Finally, setting the **Finetunable layers** appropriately can make finetuning faster and more effective. The layers available
to finetune are all in the encoder of the network, commonly a ResNet50 (decoder parameters are always trained). 
With the layer set to *none* training will be fastest but may underfit. If the model was already pretty good on your 
data then this shouldn't be much of a concern. Conversely, setting the layer to *all* will make training slowing and
may lead to overfitting. That won't be a concern if your data is pretty homogeneous, but could be a problem otherwise.
As a rule of thumb, start with *none*. If the validation metrics/inference results aren't as good as you'd like try
*all*. Using *stage4* is actually the best choice between the two extremes. 


Training Best Practices
============================

Panoptic segmentation is a powerful framework that allows segmentation of arbitrary
combinations of instance and semantic classes. This is especially relevant for EM 
data in which some organelles like mitochondria should have individual instances segmentated while 
others like ER only make sense in the context of semantic segmentation.

.. note::

  If you already have a labeled dataset (like CEM-MitoLab). The only requirement to use 
  finetuning or training is that you put the images into the correct directory structure.
  That structure is:

  *name_of_training_dataset*
  \
   *name_of_2D_image_or_3D_volume*
   \
    *images*
    \
     image1.tiff

     image2.tiff
    *masks*
    \
     image1.tiff   

     image2.tiff

  There can be multiple *name_of_2D_image_or_3D_volume* subdirectories. Each must have a subdirectory called images 
  and another called masks. Corresponding image and mask .tiff files must have identical names but reside in the 
  appropriate folder.

Instructions for labeling data correctly can be found in the :ref:`plugin/tutorials:Training a panoptic segmentation model`
tutorial. There are only two available model architectures to choose from: **PanopticDeepLab** and **PanopticBiFPN** 
(these are the architectures behind MitoNet_v1 and MitoNet_v1_mini, respectively). Both models predict the same 
targets: a semantic segmentation, an instance center heatmap, and xy offset vectors from each pixel to an 
associated object center (see `here <https://arxiv.org/abs/1911.10194>`_ for details). The key difference is 
in the number of parameters. PanopticBiFPN has about 50% fewer (29 million compared to 55 million).
In resource constrained compute environments, always opt for PanopticBiFPN. While smaller it's still a 
strong architecture based on the popular `EfficientDet <https://arxiv.org/abs/1911.09070>`_.

By default both models use ResNet50 as the encoder. If you choose to use a **Custom config** it's 
also possible to choose from smaller ResNet models or RegNets. The disadvantage is that none of these 
encoders can take advantage of CEM pretrained weights. CEM pretraining makes training a model much 
faster and has been shown to increase robustness and generalization (see our recent work with 
`CEM1.5M <https://www.biorxiv.org/content/10.1101/2022.03.17.484806>`_ and 
`CEM500K <https://elifesciences.org/articles/65894>`_). It's strongly recommended to always 
leave the **Use CEM pretrained weights** box checked.

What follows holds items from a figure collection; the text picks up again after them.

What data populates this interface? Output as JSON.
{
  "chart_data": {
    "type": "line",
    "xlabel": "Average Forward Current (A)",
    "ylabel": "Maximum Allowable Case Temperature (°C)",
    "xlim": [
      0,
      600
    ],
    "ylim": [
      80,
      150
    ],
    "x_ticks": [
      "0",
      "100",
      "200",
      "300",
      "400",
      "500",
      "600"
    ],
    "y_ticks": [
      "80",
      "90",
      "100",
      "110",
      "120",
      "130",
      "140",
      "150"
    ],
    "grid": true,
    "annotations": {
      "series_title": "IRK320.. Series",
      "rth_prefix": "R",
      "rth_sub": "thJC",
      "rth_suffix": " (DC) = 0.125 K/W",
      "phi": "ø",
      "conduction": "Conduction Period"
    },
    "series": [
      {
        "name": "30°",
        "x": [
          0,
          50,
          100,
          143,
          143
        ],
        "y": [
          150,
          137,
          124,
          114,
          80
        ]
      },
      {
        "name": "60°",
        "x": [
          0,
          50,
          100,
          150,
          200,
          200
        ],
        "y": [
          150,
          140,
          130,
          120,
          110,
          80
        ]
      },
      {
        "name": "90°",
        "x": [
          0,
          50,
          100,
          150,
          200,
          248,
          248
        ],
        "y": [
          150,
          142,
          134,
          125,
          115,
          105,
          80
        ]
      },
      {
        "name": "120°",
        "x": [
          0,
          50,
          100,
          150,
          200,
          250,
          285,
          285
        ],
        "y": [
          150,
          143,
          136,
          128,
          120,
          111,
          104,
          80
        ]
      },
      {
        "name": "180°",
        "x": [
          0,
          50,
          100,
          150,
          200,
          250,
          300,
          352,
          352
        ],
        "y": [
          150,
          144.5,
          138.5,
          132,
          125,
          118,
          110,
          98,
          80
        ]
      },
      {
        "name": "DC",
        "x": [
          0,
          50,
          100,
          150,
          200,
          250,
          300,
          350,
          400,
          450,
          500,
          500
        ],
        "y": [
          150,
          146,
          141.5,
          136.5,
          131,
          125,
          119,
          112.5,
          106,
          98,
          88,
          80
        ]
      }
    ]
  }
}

Similar to best practices for finetuning, the **Finetunable layers** parameter can control 
the degree of over/underfitting that occurs. Setting this field to *all* generally yields
the best results in our experience. When compute resources are very constrained, training 
a PanopticBiFPN with the finetunable layer set to *none* is the best choice. It only 
requires the training of about 3 million parameters. 

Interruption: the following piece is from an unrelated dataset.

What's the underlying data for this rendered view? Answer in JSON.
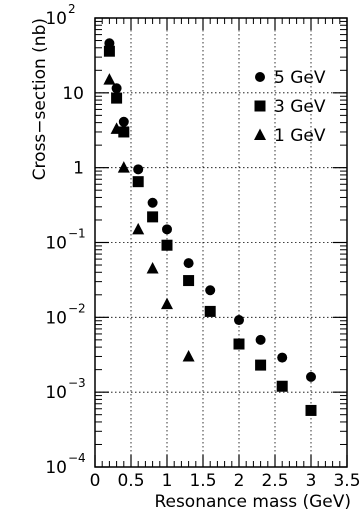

For training a new model the number of **Iterations** required is highly task dependent. As a 
rule of thumb, models that predict more classes and have more training data or parameters will need 
more iterations. 500-1,000 iterations is a great range to start with.

The **Patch size in pixels** controls the size of random crops used during model training. This should be 
set to be the same size or smaller than the patch size chosen for the training data. If using PanopticDeepLab 
the patch size must be divisible by 16. For PanopticBiFPN it must be divisible by 128. Larger patch sizes are 
typically better for segmentation models, but we've found that most organelles can be well captured with patches 
of 256.